The team played well defensively in the first half, holding the Clippers to 35% shooting. Blake Griffin did what he wanted, but otherwise, the defence was good. Kyle Lowry got right up on Chris Paul and limited the future hall of famer’s production, which is not an easy thing to do. This probably was Lowry’s best defensive game as a Raptor – but, he has yet to put a complete game together as he didn’t have his offence going. That said, Lowry was about the only Raptor moving the ball, unfortunately, he moved it to the other team five times as well.
- DeMar DeRozan shook off a brutal start (bad shot selection) to have a decent game in the end.
- Linas Kleiza gave team a boost with shooting and toughness. It was a mistake to sit him for ice cold rookie Terrence Ross who has really struggled over the past week or two. Not sure why this team doesn’t ride the hot hand more (or even just those who are playing well, like Ed Davis in the past).
- Davis had his worst outing in a while. Amir Johnson was the only reserve to play well.
- Jose Calderon is arguably in the worst two week stretch of his NBA career. He was torched by Eric Bledsoe and does not look like himself on offence. He is 4-for-16 on this road trip, 2-for-9 from three with 7 turnovers (a 2:1 assist to turnover ratio is very un-Calderon-like). He is not taking to life off of the bench at all.
- The second quarter was one of Toronto’s best of the season, but they could not follow it up with a good third and the fourth was a nightmare.
- Even when Andrea Bargnani is decent and shows some fight, he isn’t a difference maker. Yes, his defence was more dialed in and he bothered Griffin at times, but Griffin still scored 19 and Bargnani shot just 5-for-15 with just 2 rebounds. Overall, he wasn’t the biggest problem, but he was a net negative. The beat goes on, this isn’t changing. Unless he is having one of his rare on fire games, Bargnani hurts the team and should be coming off of the bench. Until they accept this, they’ll be compensating for his deficiencies and starting every game with one hand tied behind their back.
- As solid as the Toronto defence was early, the problem was, the team wasn’t forcing enough turnovers. The Clips still took care of the ball, despite the pressure, which prevented Toronto from getting out and running. The Raptors need to run more, but need to create more turnovers to do so.

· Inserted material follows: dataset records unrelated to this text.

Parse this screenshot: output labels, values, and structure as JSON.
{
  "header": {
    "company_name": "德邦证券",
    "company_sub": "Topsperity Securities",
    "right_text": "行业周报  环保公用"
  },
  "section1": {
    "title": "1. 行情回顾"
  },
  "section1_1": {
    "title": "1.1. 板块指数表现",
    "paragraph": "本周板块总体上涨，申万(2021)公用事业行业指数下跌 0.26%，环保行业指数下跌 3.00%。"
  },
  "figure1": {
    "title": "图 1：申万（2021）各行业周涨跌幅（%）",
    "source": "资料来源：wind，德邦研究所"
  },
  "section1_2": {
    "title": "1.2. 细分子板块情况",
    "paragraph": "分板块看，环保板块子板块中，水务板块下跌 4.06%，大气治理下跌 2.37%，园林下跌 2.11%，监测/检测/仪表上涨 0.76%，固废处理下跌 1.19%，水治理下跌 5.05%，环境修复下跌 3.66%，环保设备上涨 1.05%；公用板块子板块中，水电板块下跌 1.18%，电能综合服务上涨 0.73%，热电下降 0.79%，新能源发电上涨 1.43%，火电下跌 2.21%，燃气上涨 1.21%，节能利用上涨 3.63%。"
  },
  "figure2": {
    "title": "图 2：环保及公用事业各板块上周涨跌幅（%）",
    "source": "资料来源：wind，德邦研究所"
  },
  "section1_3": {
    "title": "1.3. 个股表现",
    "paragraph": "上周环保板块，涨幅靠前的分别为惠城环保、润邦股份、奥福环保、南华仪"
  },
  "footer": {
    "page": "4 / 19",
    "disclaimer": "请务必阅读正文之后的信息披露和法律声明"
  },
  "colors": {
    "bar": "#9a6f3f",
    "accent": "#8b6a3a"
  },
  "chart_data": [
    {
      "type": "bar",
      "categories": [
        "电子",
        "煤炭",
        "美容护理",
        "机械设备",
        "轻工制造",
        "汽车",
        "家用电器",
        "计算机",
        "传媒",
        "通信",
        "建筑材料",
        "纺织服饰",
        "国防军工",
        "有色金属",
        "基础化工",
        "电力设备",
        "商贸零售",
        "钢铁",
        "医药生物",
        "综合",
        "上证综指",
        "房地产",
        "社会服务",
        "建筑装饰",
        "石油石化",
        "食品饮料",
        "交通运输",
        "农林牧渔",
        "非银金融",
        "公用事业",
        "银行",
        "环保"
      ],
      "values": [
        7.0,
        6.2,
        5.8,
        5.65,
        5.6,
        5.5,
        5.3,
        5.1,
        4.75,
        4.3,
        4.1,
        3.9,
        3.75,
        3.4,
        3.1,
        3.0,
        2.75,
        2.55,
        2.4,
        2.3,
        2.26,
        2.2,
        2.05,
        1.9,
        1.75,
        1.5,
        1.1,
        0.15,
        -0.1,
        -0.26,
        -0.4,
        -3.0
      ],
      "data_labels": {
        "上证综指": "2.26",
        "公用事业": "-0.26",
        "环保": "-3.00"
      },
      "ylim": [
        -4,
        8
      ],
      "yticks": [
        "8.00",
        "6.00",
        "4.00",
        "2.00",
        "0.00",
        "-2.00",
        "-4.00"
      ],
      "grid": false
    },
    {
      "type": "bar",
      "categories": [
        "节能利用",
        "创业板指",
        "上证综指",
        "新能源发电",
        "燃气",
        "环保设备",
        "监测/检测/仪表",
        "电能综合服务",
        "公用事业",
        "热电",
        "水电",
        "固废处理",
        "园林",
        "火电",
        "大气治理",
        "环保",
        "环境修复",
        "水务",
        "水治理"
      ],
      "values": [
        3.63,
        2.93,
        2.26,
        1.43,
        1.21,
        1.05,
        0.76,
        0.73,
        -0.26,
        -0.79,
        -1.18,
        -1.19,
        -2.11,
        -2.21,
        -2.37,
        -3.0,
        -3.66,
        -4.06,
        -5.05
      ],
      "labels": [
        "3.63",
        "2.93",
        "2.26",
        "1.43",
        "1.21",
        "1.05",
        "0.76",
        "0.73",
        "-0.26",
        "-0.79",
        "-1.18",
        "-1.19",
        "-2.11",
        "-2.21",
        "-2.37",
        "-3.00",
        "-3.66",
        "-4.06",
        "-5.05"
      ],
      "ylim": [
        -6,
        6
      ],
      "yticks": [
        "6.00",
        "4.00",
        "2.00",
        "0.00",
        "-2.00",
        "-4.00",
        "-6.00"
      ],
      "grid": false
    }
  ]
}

- The zone really worked well for the Raptors, so it was odd to see them go away from it.
- Bryan Colangelo insists the team likes each other and enjoys playing with each other, but I find it hard to accept that nobody has any animosity towards Bargnani, particularly, how he is guaranteed minutes no matter how hard he plays or what he is doing wrong. If accountability is a message the franchise preaches, it is hard to see teammates being happy when the “star” player gets a separate set of rules.
- The Raptors never seem to be truly bad in the correct year. The franchise hasn’t been in on generational talents like Tim Duncan, Paul, LeBron, Howard, etc. at best getting the 4th-best odds or so. Now, the 4-17 record probably ends up quite a bit better when this season is over, but, assuming somehow the winning percentage stays the same and the Raptors get some of the best odds, the big prize is not there to be won. There is no franchise-changer in this draft, by all accounts. Next year, the Andrew Wiggins year, is the time to be the worst of the worst. So, fans, don’t get too upset when the Raptors win enough games to end up with the 7th or 8th best odds and likely send the pick to Oklahoma City.